1. Field of the Invention
This invention pertains to a process for decreasing the content of chlorine in chlorinated hydrocarbons.
2. Description of the Related Art
Various chlorinated hydrocarbons such as polychlorinated biphenyls, tetrachloroethylene, trichloroethylene, 1,2,3-trichloropropane, polychlorinated naphthalene, chlorine containing fluorocarbons ("Freons"), polychlorinated cyclodienes such as aldrin and dieldrin, polychlorinated bicycloalkanes such as mirex etc., are recognized environmental contaminants. Numerous chemical, physical, and microbiological methods for eliminating these presently are under investigation. While microbiological techniques are useful in bioremediation of many contaminants, such techniques have not proven satisfactory for highly chlorinated products such as those containing four or more chlorine atoms; see e.g., Hill et al., Appl. Biochem. Biotechnol., 20/21, 233 (1989) and Waid, "PCBs and the Environment," Vol. II, 78, CRC Press, Boca Raton, Fla.
Various chemical approaches have been investigated but again it appears the greater the number of chlorine atoms in a target contaminant, the more difficult the dechlorination. Moreover systems which appear to be useful in the controlled environment of the laboratory encounter unexpected difficulties when an attempt is made to adapt the system to the competitive and ambient environment where such highly chlorinated products pose the greatest problem.
Wilwerding, U.S. Pat. No. 4,931,167, describes the degradation of polychlorinated biphenyls in a non-aqueous medium using anhydrous metal halides such as the chlorides and bromides of aluminum, titanium, tin, iron, etc.
Imamura et al., U.S. Pat. No. 4,957,717, describe the disposal of organic compounds by burning them in contact with a catalyst of a composite oxides such as titanium-silicon composite oxides and titanium-silicon-zirconium composite oxides.
Anderson et al., U.S. Pat. No. 5,035,784, describe degradation of polychlorinated biphenyls by photocatalysis by ultraviolet light utilizing porous titanium ceramic membranes.
Meunier, J. Organometal. Chem, 204 (1981), 345-346 describes the selective reduction of aromatic iodides with sodium borohydride activated by a catalytic amount of bis- (.eta..sup.5 -cyclopentadienyl)titanium dichloride or .eta..sup.5 -cyclopentadienyltitanium trichloride in dimethylformamide and in the presence of air. Aromatic chlorine atoms were not affected.
Kozloski, J. Chromatogr., 318 (1985) 211-219 describes partial catalytic dechlorination of polychlorinated biphenyls with sodium borohydride and nickel boride catalyst.
Stojkovski et al., J. Chem. Tech. Biotechnol. 1990. 51, 407-417, describe dechlorination of polychlorinated biphenyls and polychlorinated naphthalenes with nickel chloride/sodium borohydride catalysts. In a companion paper, J. Chem. Tech.

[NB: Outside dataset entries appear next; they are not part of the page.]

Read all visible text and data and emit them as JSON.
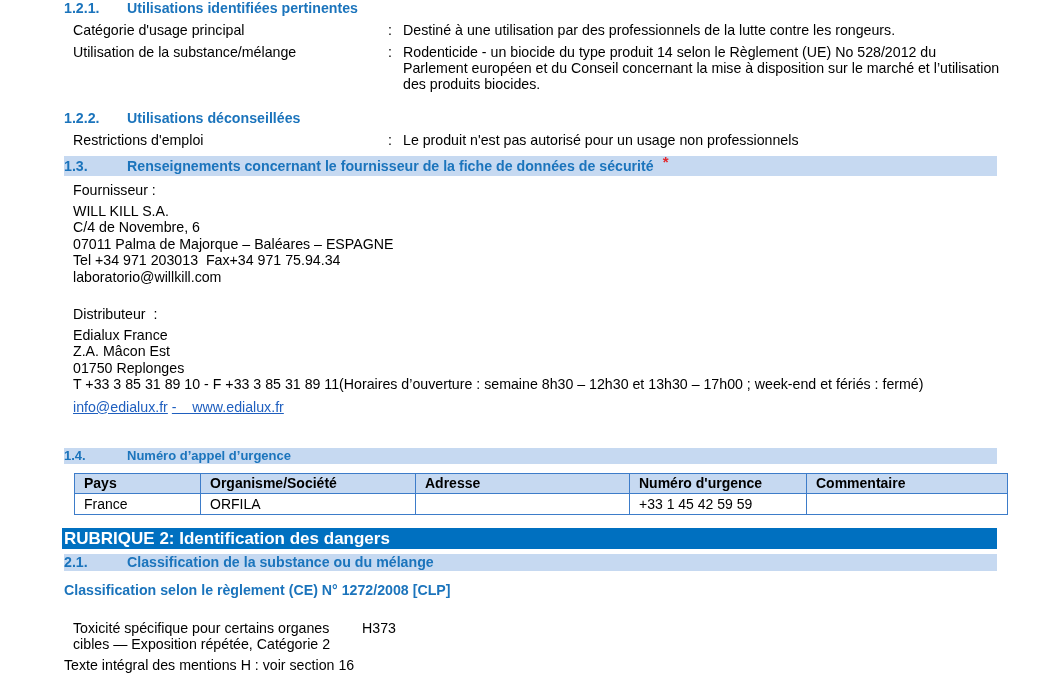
{
  "document": {
    "blocks": [
      {
        "kind": "subheading",
        "number": "1.2.1.",
        "title": "Utilisations identifiées pertinentes"
      },
      {
        "kind": "field",
        "label": "Catégorie d'usage principal",
        "colon": ":",
        "value": "Destiné à une utilisation par des professionnels de la lutte contre les rongeurs."
      },
      {
        "kind": "field",
        "label": "Utilisation de la substance/mélange",
        "colon": ":",
        "value": "Rodenticide - un biocide du type produit 14 selon le Règlement (UE) No 528/2012 du Parlement européen et du Conseil concernant la mise à disposition sur le marché et l’utilisation des produits biocides."
      },
      {
        "kind": "subheading",
        "number": "1.2.2.",
        "title": "Utilisations déconseillées"
      },
      {
        "kind": "field",
        "label": "Restrictions d'emploi",
        "colon": ":",
        "value": "Le produit n'est pas autorisé pour un usage non professionnels"
      },
      {
        "kind": "band",
        "number": "1.3.",
        "title": "Renseignements concernant le fournisseur de la fiche de données de sécurité",
        "asterisk": "*"
      },
      {
        "kind": "label",
        "text": "Fournisseur :"
      },
      {
        "kind": "address",
        "lines": [
          "WILL KILL S.A.",
          "C/4 de Novembre, 6",
          "07011 Palma de Majorque – Baléares – ESPAGNE",
          "Tel +34 971 203013  Fax+34 971 75.94.34",
          "laboratorio@willkill.com"
        ]
      },
      {
        "kind": "label",
        "text": "Distributeur  :"
      },
      {
        "kind": "address",
        "lines": [
          "Edialux France",
          "Z.A. Mâcon Est",
          "01750 Replonges",
          "T +33 3 85 31 89 10 - F +33 3 85 31 89 11(Horaires d’ouverture : semaine 8h30 – 12h30 et 13h30 – 17h00 ; week-end et fériés : fermé)"
        ]
      },
      {
        "kind": "links",
        "email": "info@edialux.fr",
        "website": "-    www.edialux.fr"
      },
      {
        "kind": "band",
        "number": "1.4.",
        "title": "Numéro d’appel d’urgence"
      },
      {
        "kind": "table",
        "columns": [
          "Pays",
          "Organisme/Société",
          "Adresse",
          "Numéro d'urgence",
          "Commentaire"
        ],
        "rows": [
          [
            "France",
            "ORFILA",
            null,
            "+33 1 45 42 59 59",
            null
          ]
        ]
      },
      {
        "kind": "banner",
        "text": "RUBRIQUE 2: Identification des dangers"
      },
      {
        "kind": "band",
        "number": "2.1.",
        "title": "Classification de la substance ou du mélange"
      },
      {
        "kind": "heading",
        "text": "Classification selon le règlement (CE) N° 1272/2008 [CLP]"
      },
      {
        "kind": "classification",
        "label": "Toxicité spécifique pour certains organes cibles — Exposition répétée, Catégorie 2",
        "code": "H373"
      },
      {
        "kind": "note",
        "text": "Texte intégral des mentions H : voir section 16"
      }
    ]
  }
}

Biotechnol., 1991, 51, 419-431, Stojkovski et al. extend the use of this nickel chloride/sodium borohydride system to chlorinated cyclodiene and bicyclic insecticides.
Bosin et al., Tetrahedron Letters, 4699-4650 (1973) report on the reduction of aryl halides with a sodium boro- hydride-palladium system.
Carfagna et al., J. Mol. Cat. 57 (1989) 23-28, describe the use of magnesium hydride and various metal halides in the reduction of aryl monohalides.
Rolla, J. Org. Chem., 46, 3909-3911 (1981) reports on the use of sodium borohydride to reduce a variety of halogenated hydrocarbons using hexadecyltributylphosphonium bromide as a catalyst.
Bergbreiter et al., J. Org. Chem., 54, 5138-5141 (1989) describe the use of tin catalyst attached to soluble polyethylene and polystyrene for use in alkyl halide reductions.
Loubinoux et al., Tetrahedron Letters, 3951-3954 (1977) report on the activation of sodium hydride by certain metal salts in the reduction of various organic halides.
Tabaei et al., Tetrahedron Letters, 2727-2730 (1991) describe the use of polyethylene glycol or tetraethylene glycol in the metal catalyzed reduction of chlorinated hydrocarbons with sodium borohydride or sodium alkoxyborohydride.